Alzheimer’s disease – current trends in basic and clinical research. Highlights from the 16th ECNP

Advances in the molecular biological knowledge of neuronal nicotinic acetylcholine receptors (nAChRs) have led to a growing interest by the pharmaceutical industry in the development of novel compounds that selectively modulate nAChR function. The ability of (-)-nicotine, an activator of nAChRs, to enhance attentional aspects of cognition in animals and humans, to exert neuroprotective and anxiolytic-like effects, and presumably to mediate the negative correlation between smoking and Alzheimer's (and Parkinson's) Disease, has focused interest on the potential therapeutic utility of modulators of nAChR function for treatment of some of the deficits associated with these progressive, neurodegenerative conditions. Numerous compounds are known which activate nAChRs and which might serve as lead compounds toward the development of such agents. The pharmacologic diversity of neuronal nAChR subtypes suggests the possibility of developing selective compounds which would have more favourable side-effect profiles than existing agents.
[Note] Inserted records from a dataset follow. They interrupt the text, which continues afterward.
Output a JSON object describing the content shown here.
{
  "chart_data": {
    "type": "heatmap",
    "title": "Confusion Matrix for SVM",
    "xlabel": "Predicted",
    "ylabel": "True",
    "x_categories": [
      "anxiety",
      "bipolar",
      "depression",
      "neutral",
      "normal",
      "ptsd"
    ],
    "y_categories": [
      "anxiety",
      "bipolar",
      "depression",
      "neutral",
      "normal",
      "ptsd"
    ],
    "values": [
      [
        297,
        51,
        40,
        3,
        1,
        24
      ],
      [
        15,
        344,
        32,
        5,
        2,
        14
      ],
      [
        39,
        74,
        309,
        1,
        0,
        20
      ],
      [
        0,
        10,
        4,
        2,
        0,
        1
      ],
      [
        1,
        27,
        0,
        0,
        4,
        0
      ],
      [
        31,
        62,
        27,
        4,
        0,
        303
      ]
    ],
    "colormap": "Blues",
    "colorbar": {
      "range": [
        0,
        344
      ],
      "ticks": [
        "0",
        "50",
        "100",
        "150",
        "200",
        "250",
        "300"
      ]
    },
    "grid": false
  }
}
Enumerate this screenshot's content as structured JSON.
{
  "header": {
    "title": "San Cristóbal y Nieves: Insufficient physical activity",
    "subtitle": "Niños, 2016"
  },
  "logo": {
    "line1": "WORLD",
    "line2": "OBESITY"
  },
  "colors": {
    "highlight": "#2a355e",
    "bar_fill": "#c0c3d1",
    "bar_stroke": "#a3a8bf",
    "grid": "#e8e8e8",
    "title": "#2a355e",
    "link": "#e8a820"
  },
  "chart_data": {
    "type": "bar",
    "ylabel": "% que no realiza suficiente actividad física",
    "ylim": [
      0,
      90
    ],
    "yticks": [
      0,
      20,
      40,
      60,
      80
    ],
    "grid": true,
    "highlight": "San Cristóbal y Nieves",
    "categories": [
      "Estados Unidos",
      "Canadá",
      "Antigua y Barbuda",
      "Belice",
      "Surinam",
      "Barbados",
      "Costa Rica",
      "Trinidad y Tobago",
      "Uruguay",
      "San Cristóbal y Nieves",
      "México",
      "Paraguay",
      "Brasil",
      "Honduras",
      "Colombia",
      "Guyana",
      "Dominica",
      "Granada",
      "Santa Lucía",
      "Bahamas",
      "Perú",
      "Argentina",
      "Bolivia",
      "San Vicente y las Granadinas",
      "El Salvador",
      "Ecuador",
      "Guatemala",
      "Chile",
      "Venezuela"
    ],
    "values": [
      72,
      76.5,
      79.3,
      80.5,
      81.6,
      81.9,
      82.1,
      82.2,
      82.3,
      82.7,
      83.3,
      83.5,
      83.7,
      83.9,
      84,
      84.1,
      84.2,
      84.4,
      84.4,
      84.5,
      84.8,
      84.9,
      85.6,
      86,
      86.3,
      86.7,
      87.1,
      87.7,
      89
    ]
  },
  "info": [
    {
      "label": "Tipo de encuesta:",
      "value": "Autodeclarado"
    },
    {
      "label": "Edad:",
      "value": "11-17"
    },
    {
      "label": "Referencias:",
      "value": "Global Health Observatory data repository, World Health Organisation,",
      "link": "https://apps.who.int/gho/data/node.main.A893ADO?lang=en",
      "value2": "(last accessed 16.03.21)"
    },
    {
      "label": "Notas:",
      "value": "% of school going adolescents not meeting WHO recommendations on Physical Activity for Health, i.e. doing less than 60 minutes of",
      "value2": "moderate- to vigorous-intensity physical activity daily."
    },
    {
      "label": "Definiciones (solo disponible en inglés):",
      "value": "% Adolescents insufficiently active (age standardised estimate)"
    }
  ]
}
This broader class of agents, collectively called cholinergic channel modulators (ChCMs), is anticipated to encompass compounds which would have more favourable side-effect profiles than existing agents, which generally exhibit low selectivity. This selectivity may be achieved by preferentially activating some subtypes of nAChRs (i.e., Cholinergic Channel Activators, ChCAs) or inhibiting the function of other subtypes (Cholinergic Channel Inhibitors, ChCIs). An overview of the biology of nAChRs and the rationale for the use of ChCMs for the treatment of dementia related to neurodegenerative diseases are presented, followed by a discussion of lead compounds and compounds under consideration for clinical evaluation.